Josh Sparrow, director of strategy, planning, and program development at the Boston Children’s Hospital Brazelton Touchpoints Center, which is aimed at guiding childhood development through strengthening the relationship between families and babies, says the field wouldn’t be the same without the NBAS. “It’s the kind of thing that’s had so much impact that people don’t really even recognize anymore where these changes come from, and kind of take it all for granted,” Sparrow says. “It’s completely transformed all of the fields related to newborn behavior.”

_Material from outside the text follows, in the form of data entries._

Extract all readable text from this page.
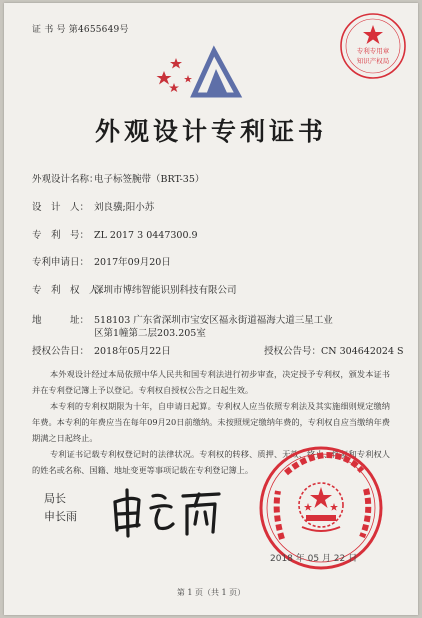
证 书 号 第4655649号
专利专用章
知识产权局
外观设计专利证书
外观设计名称：电子标签腕带（BRT-35）
设　计　人： 刘良骥;阳小苏
专　利　号： ZL 2017 3 0447300.9
专利申请日： 2017年09月20日
专　利　权　人：深圳市博纬智能识别科技有限公司
地　　　址： 518103 广东省深圳市宝安区福永街道福海大道三星工业
区第1幢第二层203.205室
授权公告日： 2018年05月22日	授权公告号：CN 304642024 S
本外观设计经过本局依照中华人民共和国专利法进行初步审查，决定授予专利权，颁发本证书并在专利登记簿上予以登记。专利权自授权公告之日起生效。
本专利的专利权期限为十年，自申请日起算。专利权人应当依照专利法及其实施细则规定缴纳年费。本专利的年费应当在每年09月20日前缴纳。未按照规定缴纳年费的，专利权自应当缴纳年费期满之日起终止。
专利证书记载专利权登记时的法律状况。专利权的转移、质押、无效、终止、恢复和专利权人的姓名或名称、国籍、地址变更等事项记载在专利登记簿上。
局长
申长雨
2018 年 05 月 22 日
第 1 页（共 1 页）
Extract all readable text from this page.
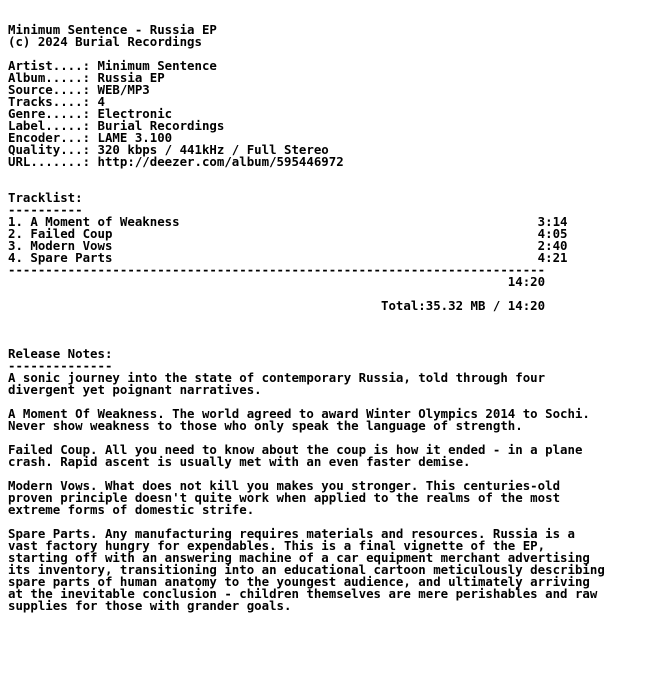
Minimum Sentence - Russia EP
(c) 2024 Burial Recordings
Artist....: Minimum Sentence
Album.....: Russia EP
Source....: WEB/MP3
Tracks....: 4
Genre.....: Electronic
Label.....: Burial Recordings
Encoder...: LAME 3.100
Quality...: 320 kbps / 441kHz / Full Stereo
URL.......: http://deezer.com/album/595446972
Tracklist:
----------
1. A Moment of Weakness                                                3:14
2. Failed Coup                                                         4:05
3. Modern Vows                                                         2:40
4. Spare Parts                                                         4:21
------------------------------------------------------------------------
14:20
Total:35.32 MB / 14:20
Release Notes:
--------------
A sonic journey into the state of contemporary Russia, told through four
divergent yet poignant narratives.
A Moment Of Weakness. The world agreed to award Winter Olympics 2014 to Sochi.
Never show weakness to those who only speak the language of strength.
Failed Coup. All you need to know about the coup is how it ended - in a plane
crash. Rapid ascent is usually met with an even faster demise.
Modern Vows. What does not kill you makes you stronger. This centuries-old
proven principle doesn't quite work when applied to the realms of the most
extreme forms of domestic strife.
Spare Parts. Any manufacturing requires materials and resources. Russia is a
vast factory hungry for expendables. This is a final vignette of the EP,
starting off with an answering machine of a car equipment merchant advertising
its inventory, transitioning into an educational cartoon meticulously describing
spare parts of human anatomy to the youngest audience, and ultimately arriving
at the inevitable conclusion - children themselves are mere perishables and raw
supplies for those with grander goals.
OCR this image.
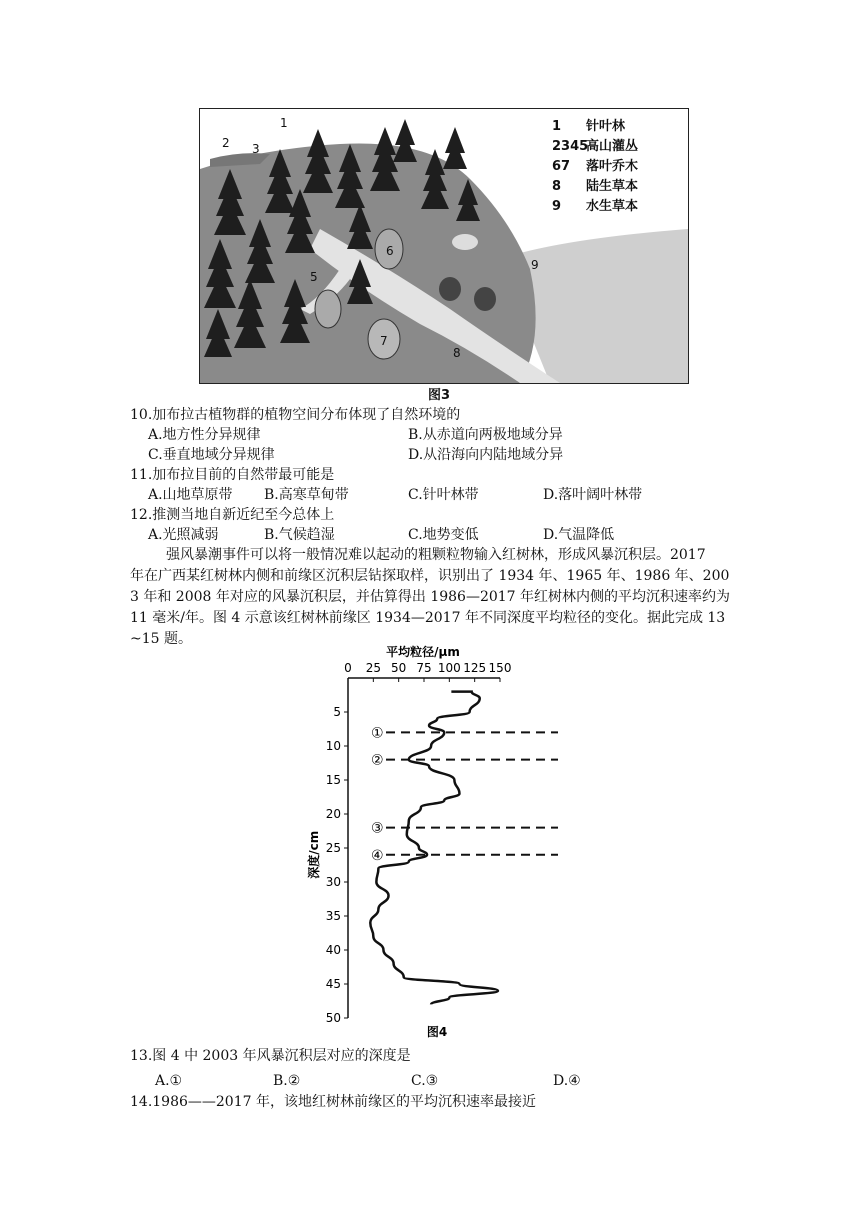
1
2 3
5
6
7
8
9
1 针叶林
2345高山灌丛
67 落叶乔木
8 陆生草本
9 水生草本
图3
10.加布拉古植物群的植物空间分布体现了自然环境的
A.地方性分异规律	B.从赤道向两极地域分异
C.垂直地域分异规律	D.从沿海向内陆地域分异
11.加布拉目前的自然带最可能是
A.山地草原带 B.高寒草甸带	C.针叶林带	D.落叶阔叶林带
12.推测当地自新近纪至今总体上
A.光照减弱	B.气候趋湿	C.地势变低	D.气温降低
强风暴潮事件可以将一般情况难以起动的粗颗粒物输入红树林，形成风暴沉积层。2017
年在广西某红树林内侧和前缘区沉积层钻探取样，识别出了 1934 年、1965 年、1986 年、200
3 年和 2008 年对应的风暴沉积层，并估算得出 1986—2017 年红树林内侧的平均沉积速率约为
11 毫米/年。图 4 示意该红树林前缘区 1934—2017 年不同深度平均粒径的变化。据此完成 13
~15 题。
平均粒径/μm
0 25 50 75 100 125 150
5
10
15
20
25
30
35
40
45
50
深度/cm
①
②
③
④
图4
13.图 4 中 2003 年风暴沉积层对应的深度是
A.①	B.②	C.③	D.④
14.1986——2017 年，该地红树林前缘区的平均沉积速率最接近
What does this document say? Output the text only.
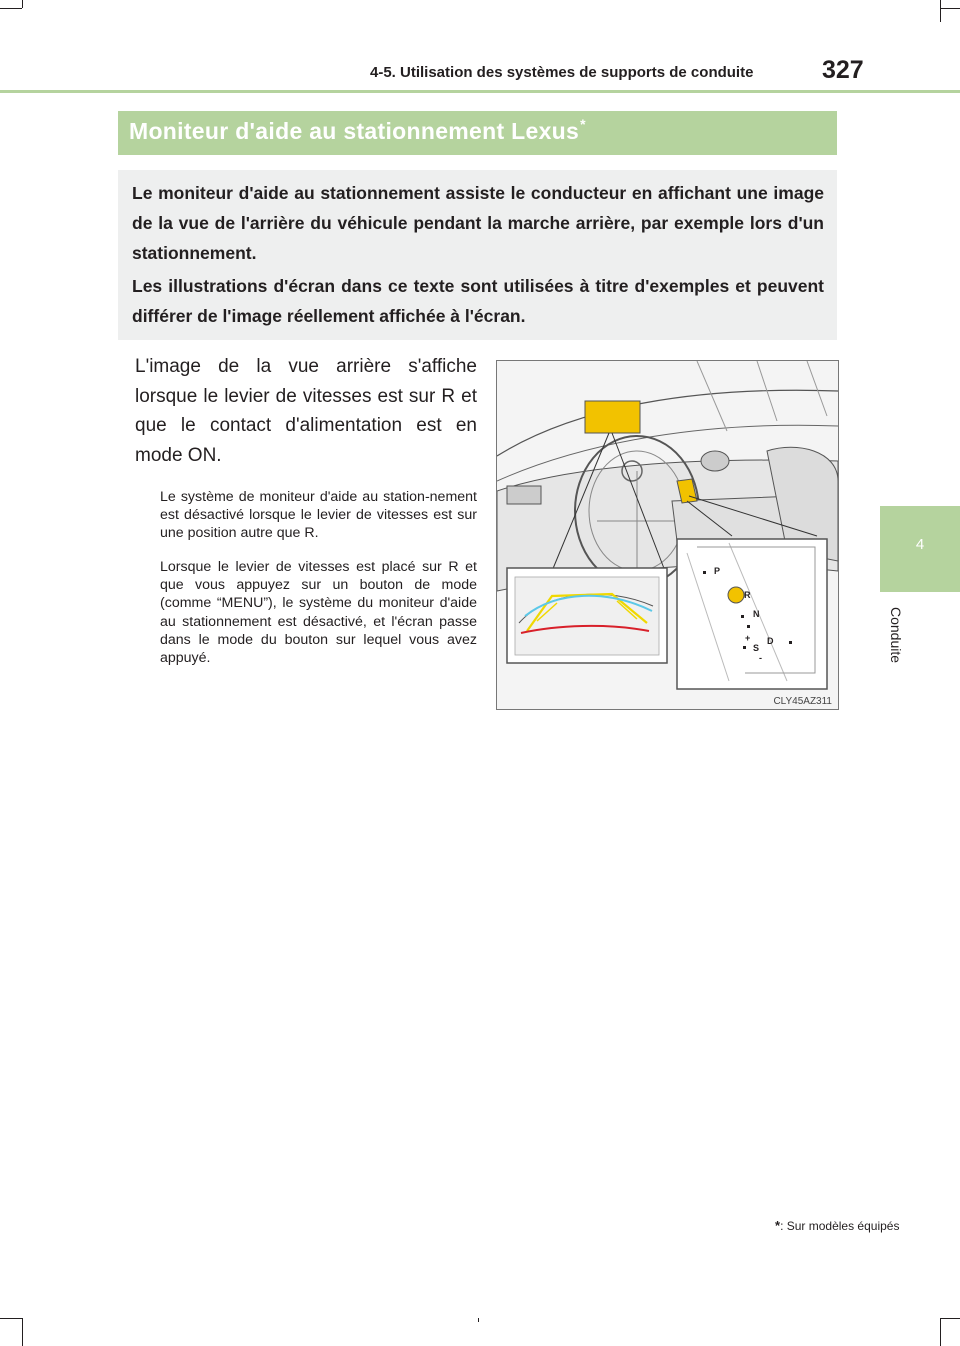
4-5. Utilisation des systèmes de supports de conduite	327
4
Conduite
Moniteur d'aide au stationnement Lexus*

Le moniteur d'aide au stationnement assiste le conducteur en affichant une image de la vue de l'arrière du véhicule pendant la marche arrière, par exemple lors d'un stationnement.

Les illustrations d'écran dans ce texte sont utilisées à titre d'exemples et peuvent différer de l'image réellement affichée à l'écran.

L'image de la vue arrière s'affiche lorsque le levier de vitesses est sur R et que le contact d'alimentation est en mode ON.

Le système de moniteur d'aide au station-nement est désactivé lorsque le levier de vitesses est sur une position autre que R.

Lorsque le levier de vitesses est placé sur R et que vous appuyez sur un bouton de mode (comme “MENU”), le système du moniteur d'aide au stationnement est désactivé, et l'écran passe dans le mode du bouton sur lequel vous avez appuyé.

P
R
N
D
S
+
-
CLY45AZ311
*: Sur modèles équipés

The Touchpoint Center, which also encompasses the Brazelton Institute, a center devoted to promoting infant and family health, forms the basis for most of Brazelton and his team’s current work. Most recently, the group received a five-year, multimillion-dollar grant for disseminating research about family and child development. Sparrow says the grant will allow the organization to spread its teaching even further. “The focus is really to take the science and put it into practice,” he says, “and to take this new way of understanding how it is that children develop to professionals that are working with families, because it has really major implications for what they do in their work.”

In addition to the grant, Brazelton—who is still hard at work at age 94—and his team are collecting data on how their work has impacted families and children nationwide. “We’ve learned how little it takes to help these families help their children develop optimally,” Brazelton explains.

According to Sparrow, though, Brazelton himself—a professor emeritus at Harvard Medical School, and the author of more than 200 scholarly research papers—is largely to thank for that knowledge. “He really nurtured a couple of generations of leaders in all the fields related to infant and early childhood development,” Sparrow says. “And not just healthcare, but education and social services and policy and advocacy.”